Is the app any good?

It's nice knowing who our users are, but I'd really like to know if the app is successful at matching roommates together. Unfortunately, short of stalking every one of the 30,000 somthing users of the app, we don't know if people who meet through the app ever later on get an apartment together.

Rather than answer the difficult question "how many successful roommate relationships came out of this app" I decided to focus on the more narrow question "how many conversations occured on this app?"

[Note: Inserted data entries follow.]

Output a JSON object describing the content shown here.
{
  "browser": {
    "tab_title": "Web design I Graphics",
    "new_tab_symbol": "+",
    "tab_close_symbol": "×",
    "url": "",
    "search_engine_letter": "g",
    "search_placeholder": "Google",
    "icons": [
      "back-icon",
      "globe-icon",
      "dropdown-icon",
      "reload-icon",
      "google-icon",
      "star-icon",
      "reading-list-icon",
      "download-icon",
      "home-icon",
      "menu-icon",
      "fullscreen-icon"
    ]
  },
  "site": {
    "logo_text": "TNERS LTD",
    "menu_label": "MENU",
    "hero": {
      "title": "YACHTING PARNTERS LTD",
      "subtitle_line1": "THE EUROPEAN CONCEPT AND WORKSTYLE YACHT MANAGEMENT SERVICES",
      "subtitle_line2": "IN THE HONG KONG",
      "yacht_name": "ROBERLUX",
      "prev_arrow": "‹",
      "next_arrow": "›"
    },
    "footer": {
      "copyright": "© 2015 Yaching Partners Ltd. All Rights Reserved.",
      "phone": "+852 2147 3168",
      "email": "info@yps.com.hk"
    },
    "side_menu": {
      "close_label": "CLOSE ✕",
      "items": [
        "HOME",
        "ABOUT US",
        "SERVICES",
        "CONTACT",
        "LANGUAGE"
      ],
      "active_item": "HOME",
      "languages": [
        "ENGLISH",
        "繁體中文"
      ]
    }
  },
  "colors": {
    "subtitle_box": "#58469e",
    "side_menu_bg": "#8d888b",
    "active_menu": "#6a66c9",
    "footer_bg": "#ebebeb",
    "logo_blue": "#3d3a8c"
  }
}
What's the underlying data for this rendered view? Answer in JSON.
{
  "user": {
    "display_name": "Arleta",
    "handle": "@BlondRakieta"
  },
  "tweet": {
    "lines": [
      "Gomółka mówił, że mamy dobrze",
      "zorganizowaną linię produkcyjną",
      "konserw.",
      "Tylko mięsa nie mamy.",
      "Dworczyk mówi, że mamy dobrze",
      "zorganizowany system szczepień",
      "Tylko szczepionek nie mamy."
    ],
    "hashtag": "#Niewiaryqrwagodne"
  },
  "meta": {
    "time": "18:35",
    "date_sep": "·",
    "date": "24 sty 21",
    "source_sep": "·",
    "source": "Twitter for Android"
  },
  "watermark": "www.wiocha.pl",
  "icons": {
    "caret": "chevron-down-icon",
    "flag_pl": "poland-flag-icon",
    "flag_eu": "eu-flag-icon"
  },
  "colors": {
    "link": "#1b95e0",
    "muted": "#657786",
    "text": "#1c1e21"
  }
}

Luckily I had access to the message log!



Some Background Stats

I looked at just over 11,000 messages sent over a 9 month range, of which only about 6% received a response (!). This made me curious about why the response rate was so low. If I were a user of this app, I wouldn't be happy if just 1 out of every 20 messages I sent ever got an answer.



The Data

I needed to rearrange the data to ask my question in a machine readable way. There were three types of features I wanted to consider, show with some example features:

  1. Features from the message:
    • How many words long is it?
    • When was it sent?
  2. Features from the users:
    • How old are they?
    • When do they need a room?
  3. Features from combinations of the message and users:
    • How similar are the users in age?
    • How long between when the message was sent will the recipient need a room?


Features from the message

The first set of features were easiest. I had a table that looked roughly like this, with the message id and important information about the message.

Message ID Send ID Receiv ID Date Sent Time Sent Conv Len
31415 987 654 2017-5-19 18:34 5



Features from the users

Information about the users is stored in a separate table which looks something like this:

User ID Age Gender Needs Room By
987 23 Female 2017-06-01
654 24 Female 2017-06-05

I first combined the conversation and the user table. Message 31415 was sent from user 987 to user 654 so information about those two users is added to the conversation table. (New columns are indicated by yellow shading.)

Message ID Send ID Reciv ID Date Sent Time Sent Conv Len S. Age R. Age S. Gender R. Gender S. Move-in R. Move-in
31415 987 654 2017-5-19 18:34 5 23 24 Female Female 2017-06-01 2017-06-05



Features from combinations of the message and users

Finally, once I had information such as the age of the two users, I could calcualte interaction features such as the difference in age between them. (New columns are once again indicated by yellow shading.)

Message ID Send ID Receiv ID Date Sent Time Sent Conv Len S. Age R. Age S. Gender R. Gender S. Needs Room R. Needs Room Age Diff Same Gender? S. Urgency R. Urgency Diff in Urgency
31415 987 654 2017-5-19 18:34 5 23 24 Female Female 2017-06-01 2017-06-05 1 year Yes 12 days 17 days 6 days


The Targets

My goal is to use the information I have to predict whether this conversation lasted more than a single message. In this case, we know that the conversation length is five messages. I would call that a win for the app!

To create X, my feature table, I removed the "Conversation Length" variable, because obviously that would be cheating. I also removed some not-very-useful features like the ids.

To create y, my target variable, I labeled any conversation that was at least two messages long as a 1, and shorter conversations were 0s.